Personal information
- Born: December 25, 1982 (age 43) Baltimore, Maryland, U.S.
- Listed height: 6 ft 2 in (1.88 m)
- Listed weight: 265 lb (120 kg)

Career information
- College: Shippensburg
- NFL draft: 2005: undrafted

Career history
- Tennessee Valley Vipers (2007); Oklahoma City Yard Dawgz (2007); Bossier-Shreveport Battle Wings (2008); D.C. Armor (2009); Philadelphia Eagles (2009)*; Cleveland Browns (2010)*; Tennessee Titans (2010)*;
- * Offseason or practice squad member only

Awards and highlights
- First-team All-PSAC Western Division honors (2003);

= Joel Gamble =

American football player (born 1982)

Joel Gamble (born December 25, 1982) is an American former professional football fullback and tight end. He was signed by the Tennessee Valley Vipers as a street free agent in 2007. He played college football at Shippensburg.

Gamble was also a member of the Oklahoma City Yard Dawgz, Bossier-Shreveport Battle Wings, D.C. Armor, Philadelphia Eagles, Cleveland Browns and Tennessee Titans.

==Early life==
Gamble attended Carver Vocational Technical High School.

==College career==
Gamble played college football at Shippensburg from 2001-2004. In 2002, his sophomore year, Gamble led the team with 16 receptions for 233 yards. He averaged 14.6 yards per reception. In his junior year, he earned first-team All-PSAC Western Division honors. He caught 20 passes for 229 yards and two touchdowns. He created a streak of nine games in which he had at least one catch. In his senior year, he caught nine passes for 166 yards and three touchdowns. His three touchdowns were ranked second on the team behind Patrick Ferguson, who had seven. Gamble averaged 18.4 yards per catch. He caught a 21-yard touchdown pass against West Chester University in the playoffs to give his team a 28-27 lead. He caught a 61-yard pass from Tony Gomez, a career-long, against Lock Haven, to set up a John Kuhn three-yard touchdown three plays later.

For his career, Gamble totaled 41 catches for 631 yards and five touchdowns. He averaged 15.4 yards per catch.

==Professional career==

===Philadelphia Eagles===
Gamble was signed to the Philadelphia Eagles practice squad on December 9, 2009, after Marcus Mailei was signed off the practice squad by the New Orleans Saints.

===Cleveland Browns===
Gamble signed with the Cleveland Browns on July 19, 2010. He was waived on August 13 but was re-signed on August 17. He was waived again on September 3.

===Tennessee Titans===
Gamble was signed to the Tennessee Titans' practice squad on October 5, 2010. He was released on November 16.

==Personal==
Gamble is the son of Ricardo and Michelle Gamble.

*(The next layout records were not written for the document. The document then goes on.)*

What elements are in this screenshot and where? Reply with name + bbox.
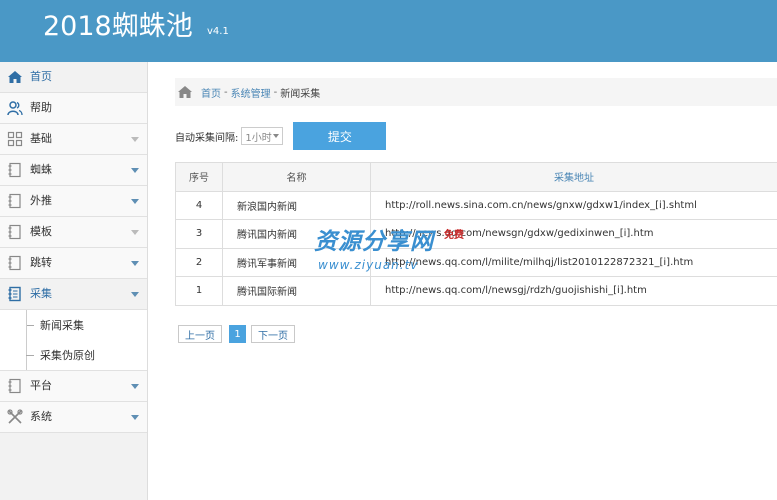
chevron-down-icon — [131, 261, 139, 266]
submenu-item-news-collect[interactable]: 新闻采集 — [0, 310, 147, 370]
row-name: 腾讯国际新闻 — [222, 276, 371, 306]
tools-icon — [0, 402, 30, 432]
table-row[interactable]: 4 新浪国内新闻 http://roll.news.sina.com.cn/ne… — [175, 190, 777, 220]
next-page-button[interactable]: 下一页 — [251, 325, 295, 343]
row-url: http://news.qq.com/newsgn/gdxw/gedixinwe… — [370, 219, 777, 249]
collect-sources-table: 序号 名称 采集地址 4 新浪国内新闻 http://roll.news.sin… — [175, 162, 777, 306]
home-icon[interactable] — [177, 84, 193, 100]
sidebar-item-spider[interactable]: 蜘蛛 — [0, 155, 147, 186]
breadcrumb-current: 新闻采集 — [280, 88, 321, 100]
row-id: 3 — [175, 219, 223, 249]
row-url: http://news.qq.com/l/milite/milhqj/list2… — [370, 247, 777, 277]
breadcrumb: 首页 - 系统管理 - 新闻采集 — [175, 78, 777, 106]
sidebar-item-label: 外推 — [30, 194, 52, 207]
current-page[interactable]: 1 — [229, 325, 246, 343]
sidebar-item-platform[interactable]: 平台 — [0, 371, 147, 402]
sidebar-item-label: 系统 — [30, 410, 52, 423]
sidebar-item-system[interactable]: 系统 — [0, 402, 147, 433]
table-row[interactable]: 3 腾讯国内新闻 http://news.qq.com/newsgn/gdxw/… — [175, 219, 777, 249]
sidebar-item-help[interactable]: 帮助 — [0, 93, 147, 124]
notebook-icon — [0, 279, 30, 309]
collect-interval-form: 自动采集间隔: 1小时 提交 — [175, 122, 387, 150]
sidebar-item-collect[interactable]: 采集 — [0, 279, 147, 310]
interval-label: 自动采集间隔: — [175, 132, 239, 144]
sidebar-item-template[interactable]: 模板 — [0, 217, 147, 248]
chevron-down-icon — [131, 137, 139, 142]
row-id: 2 — [175, 247, 223, 277]
breadcrumb-separator: - — [273, 86, 278, 98]
row-name: 新浪国内新闻 — [222, 190, 371, 220]
sidebar-item-label: 模板 — [30, 225, 52, 238]
sidebar-item-label: 平台 — [30, 379, 52, 392]
sidebar-item-home[interactable]: 首页 — [0, 62, 147, 93]
interval-select[interactable]: 1小时 — [241, 127, 284, 145]
row-url: http://roll.news.sina.com.cn/news/gnxw/g… — [370, 190, 777, 220]
column-header-url: 采集地址 — [370, 162, 777, 192]
row-id: 4 — [175, 190, 223, 220]
submit-button[interactable]: 提交 — [293, 122, 387, 150]
sidebar-item-label: 基础 — [30, 132, 52, 145]
sidebar-item-promote[interactable]: 外推 — [0, 186, 147, 217]
home-icon — [0, 62, 30, 92]
top-header: 2018蜘蛛池 v4.1 — [0, 0, 777, 62]
chevron-down-icon — [131, 168, 139, 173]
breadcrumb-home-link[interactable]: 首页 — [201, 85, 221, 100]
row-name: 腾讯军事新闻 — [222, 247, 371, 277]
chevron-down-icon — [131, 199, 139, 204]
notebook-icon — [0, 217, 30, 247]
submenu-item-pseudo-original[interactable]: 采集伪原创 — [0, 340, 147, 370]
chevron-down-icon — [131, 384, 139, 389]
pagination: 上一页 1 下一页 — [178, 325, 295, 343]
column-header-id: 序号 — [175, 162, 223, 192]
prev-page-button[interactable]: 上一页 — [178, 325, 222, 343]
chevron-down-icon — [273, 134, 280, 138]
sidebar-item-label: 首页 — [30, 70, 52, 83]
notebook-icon — [0, 248, 30, 278]
notebook-icon — [0, 186, 30, 216]
sidebar-item-label: 跳转 — [30, 256, 52, 269]
row-name: 腾讯国内新闻 — [222, 219, 371, 249]
sidebar-item-redirect[interactable]: 跳转 — [0, 248, 147, 279]
chevron-down-icon — [131, 230, 139, 235]
chevron-down-icon — [131, 415, 139, 420]
sidebar-item-label: 采集 — [30, 287, 52, 300]
row-id: 1 — [175, 276, 223, 306]
row-url: http://news.qq.com/l/newsgj/rdzh/guojish… — [370, 276, 777, 306]
users-icon — [0, 93, 30, 123]
breadcrumb-separator: - — [224, 86, 228, 98]
notebook-icon — [0, 155, 30, 185]
notebook-icon — [0, 371, 30, 401]
interval-select-value: 1小时 — [245, 132, 272, 144]
table-row[interactable]: 2 腾讯军事新闻 http://news.qq.com/l/milite/mil… — [175, 247, 777, 277]
version-label: v4.1 — [207, 26, 229, 37]
sidebar-item-label: 蜘蛛 — [30, 163, 52, 176]
sidebar-item-label: 帮助 — [30, 101, 52, 114]
breadcrumb-section-link[interactable]: 系统管理 — [231, 85, 271, 100]
chevron-down-icon — [131, 292, 139, 297]
table-row[interactable]: 1 腾讯国际新闻 http://news.qq.com/l/newsgj/rdz… — [175, 276, 777, 306]
table-header-row: 序号 名称 采集地址 — [175, 162, 777, 192]
column-header-name: 名称 — [222, 162, 371, 192]
brand-title: 2018蜘蛛池 — [43, 11, 193, 42]
sidebar-item-basic[interactable]: 基础 — [0, 124, 147, 155]
grid-icon — [0, 124, 30, 154]
sidebar: 首页 帮助 基础 蜘蛛 外推 模板 跳转 采集 新闻采集 采集伪原创 平台 系统 — [0, 62, 148, 500]
collect-submenu: 新闻采集 采集伪原创 — [0, 310, 147, 371]
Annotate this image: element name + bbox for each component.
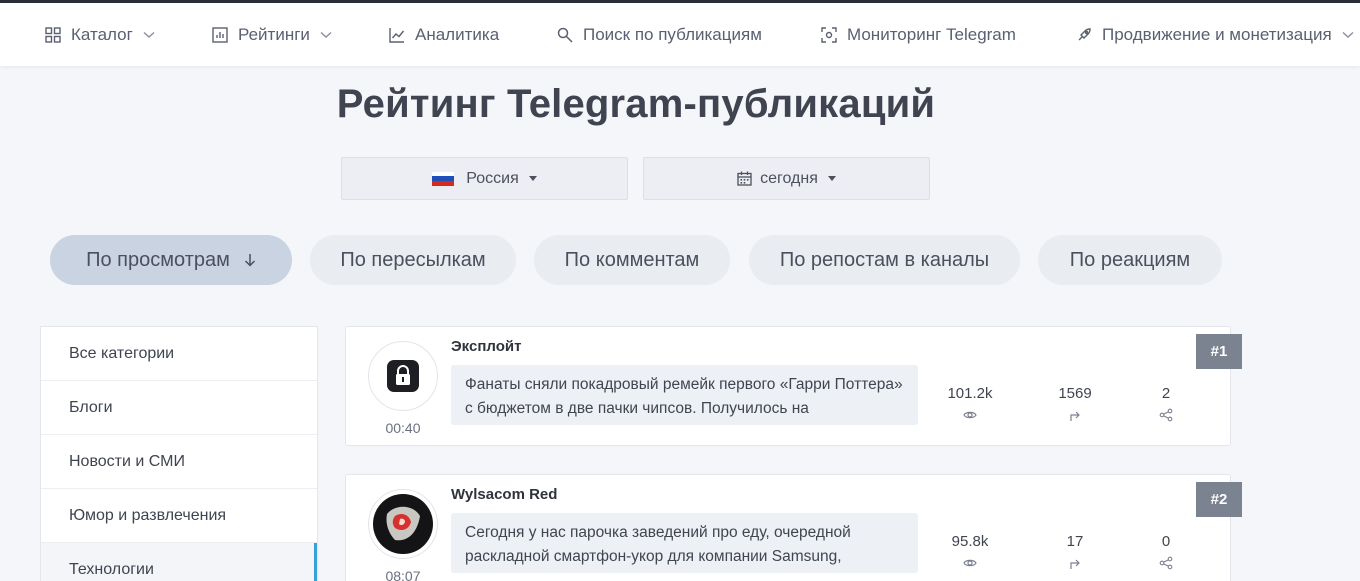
reposts-count: 0	[1161, 533, 1171, 550]
tab-views-label: По просмотрам	[86, 248, 230, 271]
nav-ratings[interactable]: Рейтинги	[211, 3, 332, 66]
lock-icon	[387, 360, 419, 392]
rank-badge: #1	[1196, 334, 1242, 369]
nav-monitoring-label: Мониторинг Telegram	[847, 24, 1016, 44]
sidebar-item-label: Все категории	[69, 344, 175, 362]
arrow-down-icon	[244, 253, 256, 267]
sidebar-item-technology[interactable]: Технологии	[41, 543, 317, 581]
nav-catalog-label: Каталог	[71, 24, 133, 44]
line-chart-icon	[388, 26, 406, 44]
chevron-down-icon	[320, 31, 332, 39]
views-stat: 101.2k	[935, 385, 1005, 422]
channel-name[interactable]: Wylsacom Red	[451, 486, 557, 503]
channel-avatar[interactable]	[368, 489, 438, 559]
period-dropdown[interactable]: сегодня	[643, 157, 930, 200]
views-count: 101.2k	[947, 385, 993, 402]
nav-search[interactable]: Поиск по публикациям	[556, 3, 762, 66]
chevron-down-icon	[143, 31, 155, 39]
nav-ratings-label: Рейтинги	[238, 24, 310, 44]
tab-forwards-label: По пересылкам	[340, 248, 486, 271]
post-card[interactable]: 08:07 Wylsacom Red Сегодня у нас парочка…	[345, 474, 1231, 581]
reposts-count: 2	[1161, 385, 1171, 402]
country-dropdown[interactable]: Россия	[341, 157, 628, 200]
sidebar-item-label: Юмор и развлечения	[69, 506, 227, 524]
nav-promotion-label: Продвижение и монетизация	[1102, 24, 1332, 44]
forwards-stat: 1569	[1040, 385, 1110, 422]
tab-comments[interactable]: По комментам	[534, 235, 730, 285]
chevron-down-icon	[1342, 31, 1354, 39]
nav-monitoring[interactable]: Мониторинг Telegram	[820, 3, 1016, 66]
period-value: сегодня	[760, 169, 818, 187]
page-title: Рейтинг Telegram-публикаций	[336, 82, 936, 126]
sidebar-item-humor[interactable]: Юмор и развлечения	[41, 489, 317, 543]
category-sidebar: Все категории Блоги Новости и СМИ Юмор и…	[40, 326, 318, 581]
tab-channel-reposts[interactable]: По репостам в каналы	[749, 235, 1020, 285]
forwards-count: 17	[1066, 533, 1084, 550]
forwards-count: 1569	[1058, 385, 1092, 402]
sidebar-item-label: Блоги	[69, 398, 113, 416]
russia-flag-icon	[432, 171, 455, 186]
eye-icon	[963, 411, 977, 419]
reposts-stat: 2	[1131, 385, 1201, 422]
tab-comments-label: По комментам	[564, 248, 700, 271]
tab-views[interactable]: По просмотрам	[50, 235, 292, 285]
forward-arrow-icon	[1070, 559, 1080, 569]
tab-channel-reposts-label: По репостам в каналы	[779, 248, 990, 271]
reposts-stat: 0	[1131, 533, 1201, 570]
top-navigation: Каталог Рейтинги Аналитика Поиск по публ…	[0, 0, 1360, 66]
sidebar-item-label: Новости и СМИ	[69, 452, 185, 470]
grid-icon	[44, 26, 62, 44]
channel-name[interactable]: Эксплойт	[451, 338, 521, 355]
views-stat: 95.8k	[935, 533, 1005, 570]
bar-chart-icon	[211, 26, 229, 44]
eye-icon	[963, 559, 977, 567]
channel-avatar[interactable]	[368, 341, 438, 411]
tab-forwards[interactable]: По пересылкам	[310, 235, 516, 285]
caret-down-icon	[827, 176, 836, 181]
post-snippet[interactable]: Фанаты сняли покадровый ремейк первого «…	[451, 365, 918, 425]
nav-search-label: Поиск по публикациям	[583, 24, 762, 44]
search-icon	[556, 26, 574, 44]
scan-icon	[820, 26, 838, 44]
caret-down-icon	[528, 176, 537, 181]
nav-catalog[interactable]: Каталог	[44, 3, 155, 66]
sidebar-item-news[interactable]: Новости и СМИ	[41, 435, 317, 489]
forward-arrow-icon	[1070, 411, 1080, 421]
sidebar-item-all[interactable]: Все категории	[41, 327, 317, 381]
nav-promotion[interactable]: Продвижение и монетизация	[1075, 3, 1354, 66]
nav-analytics-label: Аналитика	[415, 24, 500, 44]
share-icon	[1159, 556, 1173, 570]
share-icon	[1159, 408, 1173, 422]
tab-reactions[interactable]: По реакциям	[1038, 235, 1222, 285]
post-snippet[interactable]: Сегодня у нас парочка заведений про еду,…	[451, 513, 918, 573]
channel-logo-icon	[373, 494, 433, 554]
tab-reactions-label: По реакциям	[1069, 248, 1191, 271]
views-count: 95.8k	[951, 533, 989, 550]
calendar-icon	[737, 171, 752, 186]
post-time: 08:07	[385, 568, 421, 581]
sidebar-item-blogs[interactable]: Блоги	[41, 381, 317, 435]
rocket-icon	[1075, 26, 1093, 44]
post-time: 00:40	[385, 420, 421, 436]
rank-badge: #2	[1196, 482, 1242, 517]
forwards-stat: 17	[1040, 533, 1110, 570]
sidebar-item-label: Технологии	[69, 560, 154, 578]
nav-analytics[interactable]: Аналитика	[388, 3, 499, 66]
country-value: Россия	[466, 169, 519, 187]
post-card[interactable]: 00:40 Эксплойт Фанаты сняли покадровый р…	[345, 326, 1231, 446]
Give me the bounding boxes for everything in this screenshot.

He earned a degree in criminal justice from Shippensburg University of Pennsylvania. Gamble is the founder of The Joel Gamble Foundation who is dedicated to educating and preparing aspiring Greater Baltimore area student athletes in order to successfully compete. He was also a teacher at Patapsco High School and Center for the Art in Dundalk, Maryland. He currently holds a position in the YMCA.